Wednesday, May 15, 2013

Bolt and Run



I've been away for too long.  So I stopped in for a visit today, peeking around corners, getting the feel for old familiar rooms and faces.  My balance has been out of kilter.  I tend to focus on one thing intensely for a while and then remember to swing back to me.  I was in the process of re-designing my life when, whack, a major hit to the heart and head stopped me dead in my tracks.  It has to to with this phone call.  She may be living with us for quite a while.  This may be her "forever home" as she calls it.  Maybe not.  We don't know for sure yet how things will play out.  But I love her and have accepted whatever comes.  

I got a dog a couple of months ago.  I needed something to cuddle.  Something to distract me from my overactive mind.  Sounded like a good idea.  I love this little guy, too.  But I didn't expect to have five people at once in my tiny 975 sq. ft house at one time.  And I didn't expect that my youngest daughter, home for summer from college, would have such a strong allergic reaction to him.
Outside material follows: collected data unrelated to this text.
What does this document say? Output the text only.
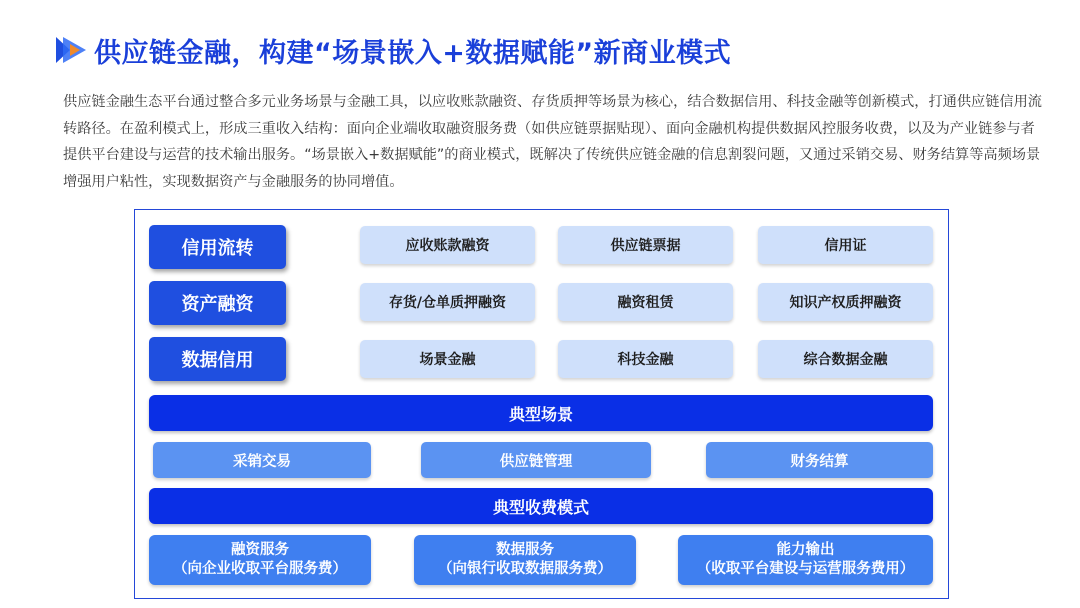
供应链金融，构建“场景嵌入+数据赋能”新商业模式

供应链金融生态平台通过整合多元业务场景与金融工具，以应收账款融资、存货质押等场景为核心，结合数据信用、科技金融等创新模式，打通供应链信用流转路径。在盈利模式上，形成三重收入结构：面向企业端收取融资服务费（如供应链票据贴现）、面向金融机构提供数据风控服务收费，以及为产业链参与者提供平台建设与运营的技术输出服务。“场景嵌入+数据赋能”的商业模式，既解决了传统供应链金融的信息割裂问题，又通过采销交易、财务结算等高频场景增强用户粘性，实现数据资产与金融服务的协同增值。

信用流转	应收账款融资	供应链票据	信用证
资产融资	存货/仓单质押融资	融资租赁	知识产权质押融资
数据信用	场景金融	科技金融	综合数据金融
典型场景
采销交易	供应链管理	财务结算
典型收费模式
融资服务
（向企业收取平台服务费）
数据服务
（向银行收取数据服务费）
能力输出
（收取平台建设与运营服务费用）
My real estate career is frustrating.  I'm not sure it's going in the direction that I would like for it to.  My thoughts are scattered.  I lack focus these days.  A friend suggested Xanax but I prefer my red wine in the evenings.  I need to feel what I feel in order to work through it, not cover it up.  Sometimes I think I'm handling everything well and other times, I can't catch my breath and I feel like a ferret bouncing from room to room.  That I'm a failure.  That I lack what it takes.  That I'm getting old.  That it's too late to change.  But then again, I'm hard on myself and I recognize that I'm living in my head too much instead of doing.  And I come back here and write it all out and by the end of the page, I'm feeling lighter.

And I remember how much I need this.